When war broke out in 1861 William enlisted in the Fourth Kentucky Cavalry under General John Hunt Morgan. It was looking through his war records that I came upon the most interesting letter – I’ve seen nothing like it before.
Smithfield, Kentucky February 25, 1866
Hon Andrew Johnson, President of the United States
I am one of those unfortunate boys who have been in the Rebel Army. I surrendered about the time that Gen. Lee did, came home on parole, have taken the Amnesty Oath and have since that time been trying to conduct myself as a peaceable, quiet citizen; and thought myself included in your general Amnesty Proclamation until very recently when I was arrested on charge of Treason. To this charge I plead ‘guilty,’ but the War being over I have ‘grounded the weapons of my rebellion’ and have resolved to submit meekly to the laws of my country.
I now appeal to your Majesty’s clemency and humbly ask
that you will pardon me.
I have nothing to recommend me to your notice, I am a poor boy of humble parentage, dependent on my own exertions for a living, have no money to fee an influential lawyer to appeal to you in my behalf, but I have resolved to appeal to your humanity, for I believe that you are a man that can sympathize with me, in my condition. Hoping that you will not consider my request impertinent, for I can assure you it is a matter of great importance to me, and should an occasion ever present itself by which I could in the slightest degree repay your kindness, rest assured that it will be thankfully embraced.
Now, Sir, if the above request meets your approbation, please send me by mail a document over your own signature which will be a guarantee for my safety in the future, from which there can be no appeal – a Pardon.
By giving my petition an affirmative answer and enclosing the same to me at Smithfield, Henry County, Kentucky, you will confer a favor on a poor boy in distress who will ever hold your name in grateful remembrance.
Yours Most Respectfully,
William L. Crabb
This letter was written almost a year after the Confederate Army surrendered. Why would there be an arrest for treason? Pardon was recommended and he was officially pardoned, July 6, 1866. Have you seen anything similar?

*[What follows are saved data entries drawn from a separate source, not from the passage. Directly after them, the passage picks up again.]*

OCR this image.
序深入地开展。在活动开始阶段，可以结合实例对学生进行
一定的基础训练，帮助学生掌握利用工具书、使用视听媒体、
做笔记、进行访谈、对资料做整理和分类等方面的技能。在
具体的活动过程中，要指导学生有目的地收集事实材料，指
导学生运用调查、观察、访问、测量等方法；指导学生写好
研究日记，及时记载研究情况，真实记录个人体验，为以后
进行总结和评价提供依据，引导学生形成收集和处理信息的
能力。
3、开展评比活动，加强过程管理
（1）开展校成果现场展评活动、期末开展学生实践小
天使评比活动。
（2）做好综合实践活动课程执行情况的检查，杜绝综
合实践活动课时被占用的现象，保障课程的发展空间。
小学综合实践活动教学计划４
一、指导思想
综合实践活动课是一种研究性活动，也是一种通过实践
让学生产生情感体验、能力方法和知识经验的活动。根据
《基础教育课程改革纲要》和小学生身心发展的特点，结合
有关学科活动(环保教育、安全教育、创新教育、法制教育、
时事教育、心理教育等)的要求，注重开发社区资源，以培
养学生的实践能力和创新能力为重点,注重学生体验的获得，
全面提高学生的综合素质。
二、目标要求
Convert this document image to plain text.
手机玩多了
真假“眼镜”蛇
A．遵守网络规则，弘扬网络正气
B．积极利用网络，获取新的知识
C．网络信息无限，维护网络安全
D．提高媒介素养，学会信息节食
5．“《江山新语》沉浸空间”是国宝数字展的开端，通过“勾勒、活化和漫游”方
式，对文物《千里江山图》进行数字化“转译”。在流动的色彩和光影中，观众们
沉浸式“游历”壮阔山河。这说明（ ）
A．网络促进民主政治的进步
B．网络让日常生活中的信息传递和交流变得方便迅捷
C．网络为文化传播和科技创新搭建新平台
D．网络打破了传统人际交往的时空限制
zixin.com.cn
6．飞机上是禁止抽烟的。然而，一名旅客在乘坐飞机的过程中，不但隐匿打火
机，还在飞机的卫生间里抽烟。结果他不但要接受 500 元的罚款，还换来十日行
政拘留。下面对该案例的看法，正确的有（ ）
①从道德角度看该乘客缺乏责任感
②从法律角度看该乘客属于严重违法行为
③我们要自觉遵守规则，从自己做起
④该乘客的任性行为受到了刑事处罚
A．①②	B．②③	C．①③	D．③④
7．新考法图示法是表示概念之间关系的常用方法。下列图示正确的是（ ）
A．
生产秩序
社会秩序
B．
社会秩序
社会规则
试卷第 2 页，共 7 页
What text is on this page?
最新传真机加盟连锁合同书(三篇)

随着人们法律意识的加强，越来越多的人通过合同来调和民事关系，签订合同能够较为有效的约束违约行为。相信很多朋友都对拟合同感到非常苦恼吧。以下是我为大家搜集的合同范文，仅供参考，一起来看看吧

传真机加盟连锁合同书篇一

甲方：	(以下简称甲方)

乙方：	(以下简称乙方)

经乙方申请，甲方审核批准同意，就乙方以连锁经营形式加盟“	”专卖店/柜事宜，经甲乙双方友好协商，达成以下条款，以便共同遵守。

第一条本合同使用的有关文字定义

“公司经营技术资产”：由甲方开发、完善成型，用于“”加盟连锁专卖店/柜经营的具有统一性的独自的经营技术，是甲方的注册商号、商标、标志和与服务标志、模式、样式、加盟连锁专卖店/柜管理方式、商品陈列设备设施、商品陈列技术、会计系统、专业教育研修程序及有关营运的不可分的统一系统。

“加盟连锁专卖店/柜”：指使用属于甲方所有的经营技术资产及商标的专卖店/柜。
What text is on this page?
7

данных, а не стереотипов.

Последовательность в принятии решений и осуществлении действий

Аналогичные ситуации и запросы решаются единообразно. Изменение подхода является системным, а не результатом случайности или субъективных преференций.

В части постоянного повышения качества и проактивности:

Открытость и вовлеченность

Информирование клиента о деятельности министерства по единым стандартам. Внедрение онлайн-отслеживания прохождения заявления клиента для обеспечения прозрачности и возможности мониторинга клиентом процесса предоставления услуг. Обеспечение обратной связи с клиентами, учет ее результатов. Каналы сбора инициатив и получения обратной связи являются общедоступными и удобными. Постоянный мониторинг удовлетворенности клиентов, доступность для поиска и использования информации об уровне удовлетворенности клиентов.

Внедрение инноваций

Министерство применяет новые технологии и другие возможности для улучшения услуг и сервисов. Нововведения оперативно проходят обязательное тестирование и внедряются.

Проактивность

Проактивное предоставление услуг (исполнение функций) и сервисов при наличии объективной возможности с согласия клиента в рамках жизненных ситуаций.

William Crabb married Martha Virginia Owens October 31, 1866. The couple had one son, Linsey Crabb.
William lived a long life, dying in Henry County, July 20, 1921. His obituary follows:
Lexington Herald, Lexington, Fayette County, Kentucky
July 21, 1921
COLONEL CRABB DIES
Well-Known Morgan Veteran Succumbs at Eminence Home
EMINENCE, Ky., July 20. – Colonel W. B. Crabb, 77 years old, died at his home here today following an illness of several months.
Colonel Crabb had been a resident of this city during his entire life. At the outbreak of the Civil War he joined the cause of the south, was attached to the fourth cavalry and served under General John Hunt Morgan.
For many years he was president of the Fible and Crabb Distillery Company and in recent years was head of the Crabb and Cain Insurance Company here.
Colonel Crabb is survived by his widow, Mrs Mattie Owen Crabb and five grandchildren; Captain W. L. Crabb, Jr. of the U. S. Marine, now stationed in Santo Domingo; Thorne Crabb, Chicago, Ill.; Todd Crabb, Louisville, Ky. His only son, Linsey Crabb, of Louisville, died two years ago.
Funeral services will be held privately at the home Friday afternoon at 4 o’clock, the Rev W. G. Eldred officiating. Burial will be in the Eminence cemetery.
Categories: Family Stories
Interesting!!! He certainly ended up having a successful career.
What does his pardon document or communication back from the President to him look like?
There was no reply from the President in the file – just his letter and a recommendation for pardon. Glad you enjoyed the post!